Guyana UN candidate calls maintaining UN 'collective responsibility'

Carolyn Rodrigues-Birkett, Guyana's U.N. ambassador, has called for the United Nations to be revitalized and made more agile and effective to continue acting as a force for global good.

Guyana UN candidate calls maintaining UN 'collective responsibility'
  • Country:
  • Guyana

Guyana's candidate to be United Nations secretary-general said on ​Thursday there is a collective responsibility to ​ensure the world body can ‌continue to ​act as a force for good, while stressing the need to make it more agile and effective. Carolyn Rodrigues-Birkett, a former schoolteacher who currently ‌serves as her country's U.N. ambassador and was previously its foreign minister, is among six candidates to succeed Antonio Guterres as U.N. chief after his term expires at the end of the year.

Guterres’ successor ‌faces the enormous task of revitalizing an organization in crisis and declining stature that is ‌under increasing pressure to reform a bloated, costly bureaucracy and cut duplication across its many agencies. "I believe in the United Nations. It is indispensable, it is incomparable, and it is a force for global good," Rodrigues-Birkett told a hearing on ⁠her ​candidacy.

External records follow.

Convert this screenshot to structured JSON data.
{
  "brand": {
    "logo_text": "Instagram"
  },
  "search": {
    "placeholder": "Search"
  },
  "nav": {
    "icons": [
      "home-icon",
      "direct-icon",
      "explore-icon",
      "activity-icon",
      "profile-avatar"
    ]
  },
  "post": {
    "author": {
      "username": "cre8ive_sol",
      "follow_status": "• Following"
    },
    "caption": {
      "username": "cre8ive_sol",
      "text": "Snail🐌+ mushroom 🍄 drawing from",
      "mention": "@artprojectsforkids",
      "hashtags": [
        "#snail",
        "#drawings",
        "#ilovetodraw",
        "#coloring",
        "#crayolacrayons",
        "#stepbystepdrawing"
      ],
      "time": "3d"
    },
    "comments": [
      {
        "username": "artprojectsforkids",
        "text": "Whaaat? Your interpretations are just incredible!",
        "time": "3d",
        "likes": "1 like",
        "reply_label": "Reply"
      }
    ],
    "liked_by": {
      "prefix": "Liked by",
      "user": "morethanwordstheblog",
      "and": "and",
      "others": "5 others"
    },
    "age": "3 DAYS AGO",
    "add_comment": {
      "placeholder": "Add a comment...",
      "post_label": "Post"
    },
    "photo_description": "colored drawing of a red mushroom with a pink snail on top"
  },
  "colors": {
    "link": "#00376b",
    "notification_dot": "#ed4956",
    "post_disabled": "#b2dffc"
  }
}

"While it is important ⁠to highlight the U.N.'s shortcomings, we must also recognize the profound difference it has made in the lives of all ⁠of our peoples. Our collective responsibility is to make sure it continues to do so." Like other candidates, she ​stressed the need to continue efforts to reform the organization "towards the goal of a ⁠more agile and effective organization."

The other candidates are Maria Fernanda Espinosa, a former foreign affairs minister and defense minister of Ecuador; ⁠Rebeca Grynspan, ​a former vice president of Costa Rica; Michelle Bachelet, the former Chilean president; Macky Sall, a former president of Senegal, and Rafael Grossi of Argentina, director-general of the International Atomic Energy ⁠Agency. Elections are due later this year. No woman has ever held the job.

Precedent holds that a ⁠secretary-general should not come from ⁠one of the permanent members of the Security Council - Britain, China, France, Russia and the U.S. - although the major powers' backing is crucial in ‌a lengthy ‌and arcane selection process.